DirectXTK now includes SpriteFont

Originally posted to Shawn Hargreaves Blog on MSDN, Wednesday, May 2, 2012

The DirectX Tool Kit (DirectXTK) has been updated with the addition of a SpriteFont implementation, similar to the one in XNA.

Get it here: DirectXTK.zip

Shamelessly plagiarizing the readme file:

This is a native D3D11 implementation of a bitmap font renderer, similar to the SpriteFont type from XNA Game Studio, plus a command line tool (MakeSpriteFont) for building fonts into bitmap format. It is less fully featured than Direct2D and DirectWrite, but may be useful for those who want something simpler and lighter weight.

At build time:

    MakeSpriteFont.exe "Comic Sans" myfile.spritefont /FontSize:16

During initialization:

    std::unique_ptr<SpriteBatch> spriteBatch(new SpriteBatch(deviceContext));
std::unique_ptr<SpriteFont> spriteFont(new SpriteFont(device, L"myfile.spritefont"));

Simple drawing:

    spriteBatch->Begin();
spriteFont->DrawString(spriteBatch.get(), L"Hello, world!", XMFLOAT2(x, y));
spriteBatch->End();

The Draw method has several overloads with parameters controlling color, rotation, origin point, scaling, horizontal or vertical mirroring, and layer depth. These work the same way as the equivalent SpriteBatch::Draw parameters.

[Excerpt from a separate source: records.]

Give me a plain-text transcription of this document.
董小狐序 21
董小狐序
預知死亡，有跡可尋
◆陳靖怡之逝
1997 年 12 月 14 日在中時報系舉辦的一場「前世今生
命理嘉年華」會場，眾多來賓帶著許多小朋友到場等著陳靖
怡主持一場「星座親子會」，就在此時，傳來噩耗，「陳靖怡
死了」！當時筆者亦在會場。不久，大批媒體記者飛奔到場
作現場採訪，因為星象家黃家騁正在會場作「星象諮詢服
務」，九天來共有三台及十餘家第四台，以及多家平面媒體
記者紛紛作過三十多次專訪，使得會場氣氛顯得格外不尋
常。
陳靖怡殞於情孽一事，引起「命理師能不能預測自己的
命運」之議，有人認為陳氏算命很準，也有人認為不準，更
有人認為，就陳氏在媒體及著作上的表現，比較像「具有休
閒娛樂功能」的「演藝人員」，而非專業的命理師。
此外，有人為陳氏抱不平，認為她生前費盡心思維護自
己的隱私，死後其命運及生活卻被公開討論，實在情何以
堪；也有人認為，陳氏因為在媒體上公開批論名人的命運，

SpriteFont has three constructors:

If you try to draw or call MeasureString with a character that is not included in the font, by default you will get an exception. Use SetDefaultCharacter to specify some other character that will be automatically substituted in place of any that are missing.

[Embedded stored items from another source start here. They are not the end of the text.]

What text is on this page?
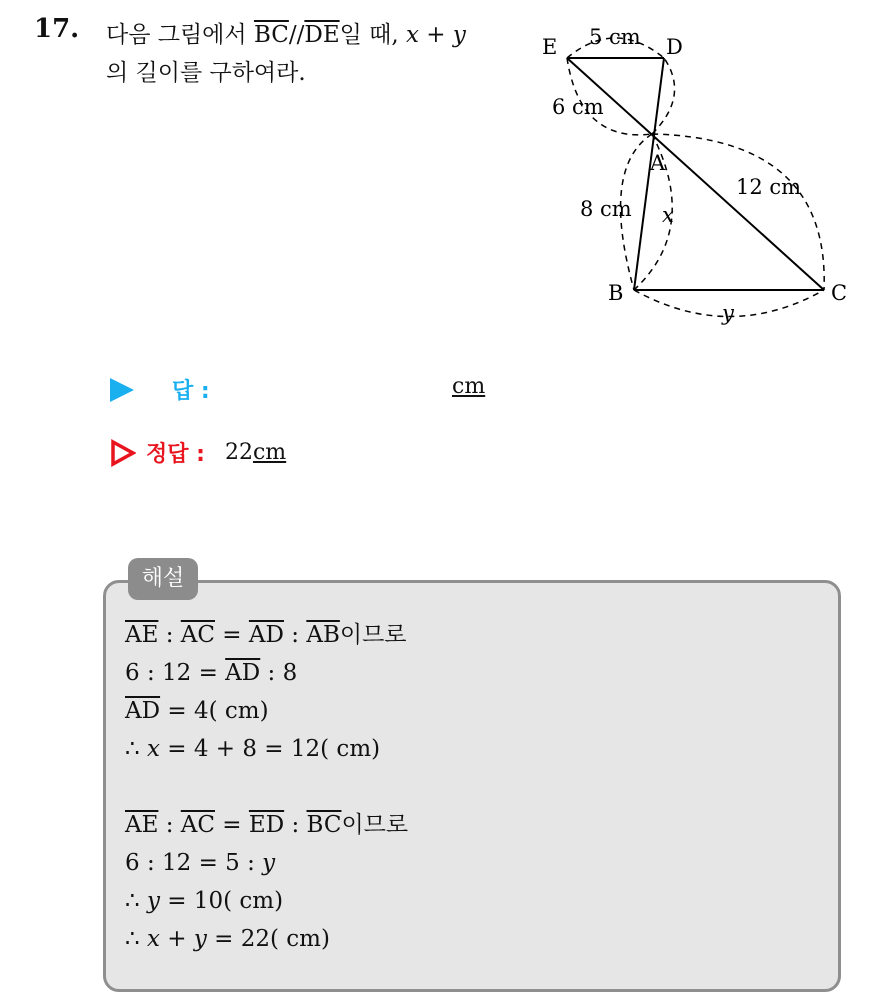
17. 다음 그림에서 $\overline{BC}//\overline{DE}$일 때, x + y
의 길이를 구하여라.
E	D
A
B	C
5 cm
6 cm
12 cm
8 cm x
y
답 :	cm
정답 : 22cm
해설
$\overline{AE}$ : $\overline{AC} = \overline{AD}$ : $\overline{AB}$이므로
6 : $12 = \overline{AD}$ : 8
$\overline{AD} = 4$( cm)
∴ x = 4 + 8 = 12( cm)
$\overline{AE}$ : $\overline{AC} = \overline{ED}$ : $\overline{BC}$이므로
6 : 12 = 5 : y
∴ y = 10( cm)
∴ x + y = 22( cm)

This implementation supports sparse fonts, so if you are localizing into languages such as Chinese, Japanese, or Korean, you can build a spritefont including only the specific characters needed by your program. This is usually a good idea for CJK languages, as a complete CJK character set is too large to fit in a Direct3D texture! (if you need full CJK support, Direct2D or DirectWrite would be a better choice). SpriteFont does not support combining characters or right-to-left (RTL) layout, so it will not work for languages with complex layout requirements such as Arabic or Thai.

The MakeSpriteFont tool can process any TrueType font that is installed on your system (using GDI+ to rasterize them into a bitmap) or it can import character glyphs from a specially formatted bitmap file. This latter option allows you to create multicolored fonts, drawing special effects such as gradients or drop shadows directly into your glyph textures. Characters should be arranged in a grid ordered from top left to bottom right. Monochrome fonts should use white for solid areas and black for transparent areas. To include multicolored characters, add an alpha channel to the bitmap and use that to control which parts of each character are solid. The spaces between characters and around the edges of the grid should be filled with bright pink (red=255, green=0, blue=255). It doesn't matter if your grid includes lots of wasted space, because the converter will rearrange characters, packing everything as tightly as possible.

See readme.txt for a list of MakeSpriteFont command line options.